4 year old previously healthy child developed abdominal pain on right side since 15 days, difficult in breathing since 2 days, more in lying down position and facial edema since 1 day. CXR was done by local practitioner which revealed minimal right pleural effusion and the child was referred to a local hospital. In the hospital as the child lied down during procedure of IV insertion, she started gasping, became cyanotic and had a cardiorespiratory arrest .Child was immediately intubated, Given CPR d started on manual IPPR. Child was then referred to our hospital for further management.t
In our PICU it was observed that she was requiring very high pressures on manual bagging as well as on connecting to ventilator to generate good tidal volume. Child used to desaturate to dangerously low levels immediately upon disconnecting for procedures like suctioning and change of posture. On ventilator graphics there was more of airway problem rather than compliance issues. Clinical examination revealed tachycardia and signs of low cardiac output along with massive puffiness of face, neck, edema above clavicles and continuous bleeding from nose. Chest X Ray revealed normal bilateral lung fields with wide mediastinum. Her perfusion was not improving despite adequate filling, hence central venous line and arterial line were inserted and high doses of vasoactive agents were titrated continuously according to IBP, CVP, Lactate, blood gas etc. CECT chest was done which showed an anterior mediastinal mass of 8*8*5 cm ( ?Suspected Germ cell tumor ) displacing superior mediastinal vessels and arch of aorta. In addition, there was sub segmental collapse of right upper lobe and left lung. Child was started on Inj Hydrocortisone in view of suspected malignancy after consultation with oncologist . After 72 hrs of steroids , there was gradual reduction in airway pressures and the patient was successfully weaned from the ventilator without neurologic deficit by day 5. Child recovered without neurological deficit and is undergoing chemotherapy at an oncology center.

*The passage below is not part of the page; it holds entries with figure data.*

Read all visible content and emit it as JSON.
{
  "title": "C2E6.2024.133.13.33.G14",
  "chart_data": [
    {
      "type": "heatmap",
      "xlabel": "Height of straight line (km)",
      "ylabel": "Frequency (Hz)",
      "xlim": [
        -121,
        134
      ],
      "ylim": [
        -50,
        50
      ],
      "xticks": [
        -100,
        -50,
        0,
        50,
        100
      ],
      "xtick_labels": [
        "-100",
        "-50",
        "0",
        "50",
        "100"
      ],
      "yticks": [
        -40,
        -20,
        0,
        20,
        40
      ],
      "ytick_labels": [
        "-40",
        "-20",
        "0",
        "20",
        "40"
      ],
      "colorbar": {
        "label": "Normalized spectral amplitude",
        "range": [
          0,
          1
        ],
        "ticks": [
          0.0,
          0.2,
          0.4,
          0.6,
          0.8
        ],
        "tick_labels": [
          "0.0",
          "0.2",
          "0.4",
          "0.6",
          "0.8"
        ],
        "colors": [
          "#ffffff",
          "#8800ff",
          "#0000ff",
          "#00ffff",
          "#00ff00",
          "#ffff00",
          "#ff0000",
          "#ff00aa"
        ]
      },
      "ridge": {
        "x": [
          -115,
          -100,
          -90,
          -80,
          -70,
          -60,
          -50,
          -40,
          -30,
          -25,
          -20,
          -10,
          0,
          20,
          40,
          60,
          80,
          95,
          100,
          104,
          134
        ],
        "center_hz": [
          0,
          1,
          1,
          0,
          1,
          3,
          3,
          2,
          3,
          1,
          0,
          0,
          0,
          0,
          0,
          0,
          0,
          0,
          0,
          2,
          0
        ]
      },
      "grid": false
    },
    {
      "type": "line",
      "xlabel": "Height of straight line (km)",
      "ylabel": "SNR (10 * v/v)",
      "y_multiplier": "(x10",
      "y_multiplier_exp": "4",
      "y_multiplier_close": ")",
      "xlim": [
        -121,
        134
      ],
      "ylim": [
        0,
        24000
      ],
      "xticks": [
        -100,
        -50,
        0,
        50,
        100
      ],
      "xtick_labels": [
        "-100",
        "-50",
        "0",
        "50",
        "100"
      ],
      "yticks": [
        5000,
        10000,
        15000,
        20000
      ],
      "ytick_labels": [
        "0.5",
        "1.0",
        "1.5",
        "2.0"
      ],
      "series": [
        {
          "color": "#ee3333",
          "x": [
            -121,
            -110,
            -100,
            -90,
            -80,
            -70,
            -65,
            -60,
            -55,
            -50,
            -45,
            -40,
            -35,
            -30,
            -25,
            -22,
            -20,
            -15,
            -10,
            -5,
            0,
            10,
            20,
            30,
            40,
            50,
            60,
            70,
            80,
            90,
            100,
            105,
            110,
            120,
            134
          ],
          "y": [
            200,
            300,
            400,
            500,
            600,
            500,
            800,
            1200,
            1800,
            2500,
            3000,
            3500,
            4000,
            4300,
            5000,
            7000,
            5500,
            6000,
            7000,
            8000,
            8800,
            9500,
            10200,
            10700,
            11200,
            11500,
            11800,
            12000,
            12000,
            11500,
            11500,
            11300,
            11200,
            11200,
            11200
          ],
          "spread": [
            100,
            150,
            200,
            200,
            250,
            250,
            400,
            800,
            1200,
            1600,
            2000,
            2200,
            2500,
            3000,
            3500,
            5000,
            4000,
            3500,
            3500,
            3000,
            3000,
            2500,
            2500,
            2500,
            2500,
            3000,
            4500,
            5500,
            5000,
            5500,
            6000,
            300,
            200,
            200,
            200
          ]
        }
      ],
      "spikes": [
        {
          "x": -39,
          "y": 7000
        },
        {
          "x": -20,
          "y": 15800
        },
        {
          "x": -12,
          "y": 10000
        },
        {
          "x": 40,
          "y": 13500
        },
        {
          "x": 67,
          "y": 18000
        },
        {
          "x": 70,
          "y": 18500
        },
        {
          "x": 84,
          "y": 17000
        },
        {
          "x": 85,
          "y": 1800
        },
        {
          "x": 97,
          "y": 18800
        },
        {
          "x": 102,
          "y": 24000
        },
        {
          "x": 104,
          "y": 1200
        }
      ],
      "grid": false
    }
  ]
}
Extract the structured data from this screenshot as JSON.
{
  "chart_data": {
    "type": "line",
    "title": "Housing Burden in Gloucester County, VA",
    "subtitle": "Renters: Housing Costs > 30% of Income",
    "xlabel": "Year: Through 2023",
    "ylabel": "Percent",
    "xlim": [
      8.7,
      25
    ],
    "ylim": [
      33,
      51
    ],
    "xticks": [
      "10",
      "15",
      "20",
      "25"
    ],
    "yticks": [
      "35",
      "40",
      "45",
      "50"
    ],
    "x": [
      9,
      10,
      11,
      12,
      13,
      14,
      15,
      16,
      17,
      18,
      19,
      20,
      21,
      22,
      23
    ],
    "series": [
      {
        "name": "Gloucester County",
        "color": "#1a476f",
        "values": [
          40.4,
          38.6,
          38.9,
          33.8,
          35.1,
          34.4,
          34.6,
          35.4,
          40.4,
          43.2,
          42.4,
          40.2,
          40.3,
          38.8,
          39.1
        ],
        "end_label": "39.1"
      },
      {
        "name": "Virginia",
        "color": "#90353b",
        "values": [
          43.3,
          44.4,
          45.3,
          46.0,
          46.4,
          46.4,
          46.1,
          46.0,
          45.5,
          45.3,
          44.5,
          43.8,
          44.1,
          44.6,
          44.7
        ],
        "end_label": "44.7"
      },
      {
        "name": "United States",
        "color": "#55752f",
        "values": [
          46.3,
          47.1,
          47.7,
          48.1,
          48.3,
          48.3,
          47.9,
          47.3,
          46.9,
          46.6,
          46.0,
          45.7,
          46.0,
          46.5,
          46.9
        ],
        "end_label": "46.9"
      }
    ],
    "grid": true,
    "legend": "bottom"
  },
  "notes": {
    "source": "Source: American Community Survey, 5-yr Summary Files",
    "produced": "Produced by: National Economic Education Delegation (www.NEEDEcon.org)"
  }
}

Learning Points:- Â Superior Vena Cava Syndrome (SVCS) and critical airway obstruction should be suspected if symptoms like dyspnoea, orthopnoea, wheezing, hoarseness, along with facial oedema and wide mediastinum on CXR are present in children. The present case had severe obstructive symptoms which were position dependent. Early recognition of these life- threatening clinical signs and timely intervention to manage such patients in collaboration with paediatric intensivists, surgeons, and oncologists is crucial to improve the outcome.